Biografi Nasr Hamid Abu
Zaid
2.
Pemikiran Nasr Hamid Abu
Zaid
3.
Contoh Interpretasi Abu
Zaid
C. Pembahasan
Hermeneutika Nashr Hamid Abu Zaid
1.
Biografi
Nasr Hamid Abu Zaid
Nasr
Hamid Abu Zaid dilahirkan di desa Qahafah, Mesir pada tanggal 19 Juli
1943. Sejak kecil,[1]
Nasr dibesarkan dalam keluarga dan lingkungan yang sangat religius. Beliau
hidup di Mesir dimana atmosfer kebebasan berpikir berkembang pesat.

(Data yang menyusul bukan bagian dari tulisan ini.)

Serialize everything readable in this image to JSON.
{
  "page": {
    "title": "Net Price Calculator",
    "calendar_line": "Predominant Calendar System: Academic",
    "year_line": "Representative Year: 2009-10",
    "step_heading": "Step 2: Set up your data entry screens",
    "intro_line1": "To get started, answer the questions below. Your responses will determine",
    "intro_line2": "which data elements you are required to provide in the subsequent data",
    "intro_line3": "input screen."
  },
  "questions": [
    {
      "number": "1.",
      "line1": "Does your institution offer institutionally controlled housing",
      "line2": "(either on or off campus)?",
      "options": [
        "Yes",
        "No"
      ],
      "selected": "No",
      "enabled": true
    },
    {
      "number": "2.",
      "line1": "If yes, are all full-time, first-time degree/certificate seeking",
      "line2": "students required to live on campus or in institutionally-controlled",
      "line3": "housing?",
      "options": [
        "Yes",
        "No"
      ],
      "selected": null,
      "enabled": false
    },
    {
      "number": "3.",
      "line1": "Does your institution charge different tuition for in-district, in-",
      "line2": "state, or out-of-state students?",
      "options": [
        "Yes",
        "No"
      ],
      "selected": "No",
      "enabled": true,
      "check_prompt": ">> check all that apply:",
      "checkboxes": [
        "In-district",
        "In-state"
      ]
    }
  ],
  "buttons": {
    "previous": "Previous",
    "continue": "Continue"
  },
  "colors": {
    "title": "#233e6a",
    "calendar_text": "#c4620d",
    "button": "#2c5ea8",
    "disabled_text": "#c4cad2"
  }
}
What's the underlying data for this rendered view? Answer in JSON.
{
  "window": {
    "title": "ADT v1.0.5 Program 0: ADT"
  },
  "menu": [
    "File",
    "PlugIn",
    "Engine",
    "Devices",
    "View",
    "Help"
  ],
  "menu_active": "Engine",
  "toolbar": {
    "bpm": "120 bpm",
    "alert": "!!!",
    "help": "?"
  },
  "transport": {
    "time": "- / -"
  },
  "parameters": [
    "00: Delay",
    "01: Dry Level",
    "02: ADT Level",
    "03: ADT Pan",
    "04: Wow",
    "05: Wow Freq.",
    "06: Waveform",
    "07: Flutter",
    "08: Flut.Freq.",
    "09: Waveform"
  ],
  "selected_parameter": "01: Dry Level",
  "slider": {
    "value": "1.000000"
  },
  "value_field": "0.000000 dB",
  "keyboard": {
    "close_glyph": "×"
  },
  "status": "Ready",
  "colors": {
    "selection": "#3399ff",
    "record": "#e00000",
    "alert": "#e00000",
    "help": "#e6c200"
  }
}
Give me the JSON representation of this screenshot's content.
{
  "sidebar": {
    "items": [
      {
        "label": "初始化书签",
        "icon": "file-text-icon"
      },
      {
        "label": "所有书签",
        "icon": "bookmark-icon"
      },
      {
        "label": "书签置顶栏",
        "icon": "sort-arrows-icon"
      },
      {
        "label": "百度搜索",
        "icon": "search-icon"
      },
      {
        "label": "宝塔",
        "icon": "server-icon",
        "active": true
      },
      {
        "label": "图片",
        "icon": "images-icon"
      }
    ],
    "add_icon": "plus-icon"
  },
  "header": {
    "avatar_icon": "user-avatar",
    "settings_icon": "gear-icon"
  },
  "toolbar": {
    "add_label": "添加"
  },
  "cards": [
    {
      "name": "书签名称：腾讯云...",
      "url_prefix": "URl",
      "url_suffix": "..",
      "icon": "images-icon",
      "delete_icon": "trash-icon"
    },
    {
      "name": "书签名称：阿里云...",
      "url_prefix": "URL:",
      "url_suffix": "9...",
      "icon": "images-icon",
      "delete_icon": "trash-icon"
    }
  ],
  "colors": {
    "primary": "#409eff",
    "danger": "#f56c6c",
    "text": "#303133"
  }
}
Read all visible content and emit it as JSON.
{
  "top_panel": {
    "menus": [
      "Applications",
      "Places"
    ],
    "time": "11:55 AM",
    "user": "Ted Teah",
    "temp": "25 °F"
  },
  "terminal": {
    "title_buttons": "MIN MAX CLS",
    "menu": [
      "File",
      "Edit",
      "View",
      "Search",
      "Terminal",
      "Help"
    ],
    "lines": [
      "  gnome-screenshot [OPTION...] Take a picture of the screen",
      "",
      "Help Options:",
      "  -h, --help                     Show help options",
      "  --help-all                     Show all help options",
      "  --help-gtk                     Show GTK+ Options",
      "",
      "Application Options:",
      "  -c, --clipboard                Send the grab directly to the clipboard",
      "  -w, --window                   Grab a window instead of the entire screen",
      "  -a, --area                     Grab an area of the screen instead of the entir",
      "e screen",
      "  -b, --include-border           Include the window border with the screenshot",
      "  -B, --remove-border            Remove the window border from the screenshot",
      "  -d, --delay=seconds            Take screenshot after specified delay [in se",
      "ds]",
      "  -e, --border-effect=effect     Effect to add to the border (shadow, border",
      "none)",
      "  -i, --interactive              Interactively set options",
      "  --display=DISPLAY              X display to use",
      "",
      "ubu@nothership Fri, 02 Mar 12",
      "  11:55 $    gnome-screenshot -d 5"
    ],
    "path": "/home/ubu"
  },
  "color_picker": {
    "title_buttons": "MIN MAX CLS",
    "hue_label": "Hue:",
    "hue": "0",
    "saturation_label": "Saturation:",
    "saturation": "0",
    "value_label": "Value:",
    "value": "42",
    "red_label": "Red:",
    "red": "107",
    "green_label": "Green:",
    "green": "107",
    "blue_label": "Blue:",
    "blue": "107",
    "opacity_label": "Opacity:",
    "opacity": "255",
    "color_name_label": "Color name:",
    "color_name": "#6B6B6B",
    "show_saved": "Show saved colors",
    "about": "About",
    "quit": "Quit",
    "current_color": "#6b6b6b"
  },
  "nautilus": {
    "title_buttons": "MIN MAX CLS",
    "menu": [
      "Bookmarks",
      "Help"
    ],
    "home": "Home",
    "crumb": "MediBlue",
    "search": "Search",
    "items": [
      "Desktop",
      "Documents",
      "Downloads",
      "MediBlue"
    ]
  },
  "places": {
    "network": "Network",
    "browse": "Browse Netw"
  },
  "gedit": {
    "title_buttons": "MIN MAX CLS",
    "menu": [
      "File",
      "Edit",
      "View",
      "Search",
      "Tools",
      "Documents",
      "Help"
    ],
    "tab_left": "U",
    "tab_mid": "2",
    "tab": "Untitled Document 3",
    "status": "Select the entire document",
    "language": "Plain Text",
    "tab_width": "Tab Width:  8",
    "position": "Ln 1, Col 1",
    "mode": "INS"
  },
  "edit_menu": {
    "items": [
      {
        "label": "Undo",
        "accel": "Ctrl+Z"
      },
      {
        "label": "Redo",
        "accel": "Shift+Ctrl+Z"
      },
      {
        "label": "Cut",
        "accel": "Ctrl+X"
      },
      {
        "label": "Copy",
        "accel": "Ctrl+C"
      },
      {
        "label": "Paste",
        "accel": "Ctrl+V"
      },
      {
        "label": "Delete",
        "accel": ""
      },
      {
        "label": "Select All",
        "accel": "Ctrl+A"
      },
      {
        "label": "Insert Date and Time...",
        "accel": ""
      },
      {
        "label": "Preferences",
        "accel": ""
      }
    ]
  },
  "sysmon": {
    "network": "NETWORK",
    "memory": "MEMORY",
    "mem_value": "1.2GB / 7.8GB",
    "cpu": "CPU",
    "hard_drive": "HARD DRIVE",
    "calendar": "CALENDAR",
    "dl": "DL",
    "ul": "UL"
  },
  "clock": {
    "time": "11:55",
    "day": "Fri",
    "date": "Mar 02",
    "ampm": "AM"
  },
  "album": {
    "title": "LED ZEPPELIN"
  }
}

Negeri
tersebut juga merupakan pusat sumber khazanah Islam. Kondisi tersebut tidak
dipungkiri secara dinamis berpengaruh pada pertumbuhan intelektualitas Nasr.
Pemikiran
brilian Nasr sangat dipengaruhi oleh latar belakang pendidikannya. Pada usia
delapan tahun Nasr mampu menghafal Al-Qur’an 30 juz, di luar pendidikan formal.[2] Nasr
menempuh pendidikan Madrasah Ibtidaiyah di kampung halaman pada tahun 1951.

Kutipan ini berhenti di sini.